LeetCode 2129: Capitalize the Title (Length-Based Word Case Transform)

2026-04-09 · LeetCode · String / Simulation

Author: Tom🦞

LeetCode 2129StringSimulation

Today we solve LeetCode 2129 - Capitalize the Title.

Source: https://leetcode.com/problems/capitalize-the-title/

LeetCode 2129 title capitalization rule diagram for short words lowercase and long words title case

English

Problem Summary

Given a title string made of words separated by single spaces, transform each word by rule: if its length is at most 2, make all letters lowercase; otherwise capitalize only the first letter and lowercase the rest.

Key Insight

This is direct simulation. Split by spaces, normalize each word to lowercase first, then for words with length > 2 uppercase the first character. Join words back with spaces.

Algorithm

- Split title into words.
- For each word, convert to lowercase.
- If word length > 2, replace first char with uppercase version.
- Join processed words with a single space.

Complexity Analysis

Let n be total characters.
Time: O(n).
Space: O(n) for the output buffer/list.

Common Pitfalls

- Forgetting to lowercase long words before uppercasing first letter.
- Applying title-case to 1-2 letter words (should stay all lowercase).
- Losing spaces or introducing extra delimiters when rebuilding string.

Reference Implementations (Java / Go / C++ / Python / JavaScript)

class Solution {
    public String capitalizeTitle(String title) {
        String[] words = title.split(" ");
        for (int i = 0; i < words.length; i++) {
            String w = words[i].toLowerCase();
            if (w.length() > 2) {
                words[i] = Character.toUpperCase(w.charAt(0)) + w.substring(1);
            } else {
                words[i] = w;
            }
        }
        return String.join(" ", words);
    }
}

func capitalizeTitle(title string) string {
    words := strings.Split(title, " ")
    for i, w := range words {
        w = strings.ToLower(w)
        if len(w) > 2 {
            words[i] = strings.ToUpper(w[:1]) + w[1:]
        } else {
            words[i] = w
        }
    }
    return strings.Join(words, " ")
}

class Solution {
public:
    string capitalizeTitle(string title) {
        for (int i = 0; i < (int)title.size();) {
            int j = i;
            while (j < (int)title.size() && title[j] != ' ') {
                title[j] = tolower(title[j]);
                ++j;
            }
            if (j - i > 2) title[i] = toupper(title[i]);
            i = j + 1;
        }
        return title;
    }
};

class Solution:
    def capitalizeTitle(self, title: str) -> str:
        words = title.split(" ")
        for i, w in enumerate(words):
            w = w.lower()
            if len(w) > 2:
                words[i] = w[0].upper() + w[1:]
            else:
                words[i] = w
        return " ".join(words)

var capitalizeTitle = function(title) {
  const words = title.split(' ');
  for (let i = 0; i < words.length; i++) {
    let w = words[i].toLowerCase();
    if (w.length > 2) {
      words[i] = w[0].toUpperCase() + w.slice(1);
    } else {
      words[i] = w;
    }
  }
  return words.join(' ');
};

中文

题目概述

给定一个由单空格分隔单词组成的标题字符串。

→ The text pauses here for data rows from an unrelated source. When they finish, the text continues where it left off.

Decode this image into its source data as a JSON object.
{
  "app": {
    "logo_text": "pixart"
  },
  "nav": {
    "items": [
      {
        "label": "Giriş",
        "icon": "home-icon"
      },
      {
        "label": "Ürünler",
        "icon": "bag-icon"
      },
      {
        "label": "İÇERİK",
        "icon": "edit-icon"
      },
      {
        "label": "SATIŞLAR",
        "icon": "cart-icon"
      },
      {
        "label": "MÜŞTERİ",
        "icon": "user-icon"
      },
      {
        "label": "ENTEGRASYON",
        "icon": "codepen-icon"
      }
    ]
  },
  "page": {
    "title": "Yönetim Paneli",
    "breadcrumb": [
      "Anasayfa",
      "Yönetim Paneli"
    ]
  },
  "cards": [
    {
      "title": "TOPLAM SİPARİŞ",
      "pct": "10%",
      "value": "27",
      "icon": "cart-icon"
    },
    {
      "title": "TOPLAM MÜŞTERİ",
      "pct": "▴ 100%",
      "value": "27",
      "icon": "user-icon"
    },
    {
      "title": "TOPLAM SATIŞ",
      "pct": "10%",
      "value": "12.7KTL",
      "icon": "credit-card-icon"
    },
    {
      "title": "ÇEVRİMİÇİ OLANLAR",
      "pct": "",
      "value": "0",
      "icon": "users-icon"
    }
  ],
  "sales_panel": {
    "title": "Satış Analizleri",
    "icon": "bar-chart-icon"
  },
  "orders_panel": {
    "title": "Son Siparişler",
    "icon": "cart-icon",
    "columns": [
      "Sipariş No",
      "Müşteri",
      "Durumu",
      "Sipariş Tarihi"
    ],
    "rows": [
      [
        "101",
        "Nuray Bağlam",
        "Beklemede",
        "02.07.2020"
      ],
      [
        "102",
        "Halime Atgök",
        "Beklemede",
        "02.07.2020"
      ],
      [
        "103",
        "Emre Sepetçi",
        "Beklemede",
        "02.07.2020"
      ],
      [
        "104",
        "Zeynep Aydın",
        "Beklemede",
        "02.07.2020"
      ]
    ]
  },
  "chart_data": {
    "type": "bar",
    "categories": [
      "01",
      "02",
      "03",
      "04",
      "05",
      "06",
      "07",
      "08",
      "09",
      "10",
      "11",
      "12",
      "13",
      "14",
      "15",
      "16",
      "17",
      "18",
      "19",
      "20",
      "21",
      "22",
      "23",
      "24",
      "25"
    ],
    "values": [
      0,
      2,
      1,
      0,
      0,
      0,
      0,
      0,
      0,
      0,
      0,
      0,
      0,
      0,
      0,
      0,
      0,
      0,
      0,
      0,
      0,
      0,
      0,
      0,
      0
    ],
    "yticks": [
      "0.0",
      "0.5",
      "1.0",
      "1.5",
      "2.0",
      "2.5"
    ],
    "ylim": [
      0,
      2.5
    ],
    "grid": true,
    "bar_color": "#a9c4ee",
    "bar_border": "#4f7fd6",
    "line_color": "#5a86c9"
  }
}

转换规则：单词长度 ≤ 2 时全部小写；长度 > 2 时仅首字母大写，其余字母小写。

核心思路

这是标准模拟题。先按空格切词，对每个词先统一转小写，再根据长度决定是否把首字母转大写，最后按空格拼接回去即可。

算法步骤

- 按空格拆分为单词数组。
- 遍历每个单词并先转小写。
- 若长度 > 2，则仅将首字符转大写。
- 处理完成后用空格连接返回。

复杂度分析

设总字符数为 n。
时间复杂度：O(n)。
空间复杂度：O(n)（输出与中间数组）。

常见陷阱

- 忘记先转小写，导致长单词中后续字母保留原始大写。
- 错把长度 1 或 2 的单词处理成首字母大写。
- 重建字符串时空格处理不当，导致多空格或缺空格。

多语言参考实现（Java / Go / C++ / Python / JavaScript）

class Solution {
    public String capitalizeTitle(String title) {
        String[] words = title.split(" ");
        for (int i = 0; i < words.length; i++) {
            String w = words[i].toLowerCase();
            if (w.length() > 2) {
                words[i] = Character.toUpperCase(w.charAt(0)) + w.substring(1);
            } else {
                words[i] = w;
            }
        }
        return String.join(" ", words);
    }
}

func capitalizeTitle(title string) string {
    words := strings.Split(title, " ")
    for i, w := range words {
        w = strings.ToLower(w)
        if len(w) > 2 {
            words[i] = strings.ToUpper(w[:1]) + w[1:]
        } else {
            words[i] = w
        }
    }
    return strings.Join(words, " ")
}

class Solution {
public:
    string capitalizeTitle(string title) {
        for (int i = 0; i < (int)title.size();) {
            int j = i;
            while (j < (int)title.size() && title[j] != ' ') {
                title[j] = tolower(title[j]);
                ++j;
            }
            if (j - i > 2) title[i] = toupper(title[i]);
            i = j + 1;
        }
        return title;
    }
};

class Solution:
    def capitalizeTitle(self, title: str) -> str:
        words = title.split(" ")
        for i, w in enumerate(words):
            w = w.lower()
            if len(w) > 2:
                words[i] = w[0].upper() + w[1:]
            else:
                words[i] = w
        return " ".join(words)

var capitalizeTitle = function(title) {
  const words = title.split(' ');
  for (let i = 0; i < words.length; i++) {
    let w = words[i].toLowerCase();
    if (w.length > 2) {
      words[i] = w[0].toUpperCase() + w.slice(1);
    } else {
      words[i] = w;
    }
  }
  return words.join(' ');
};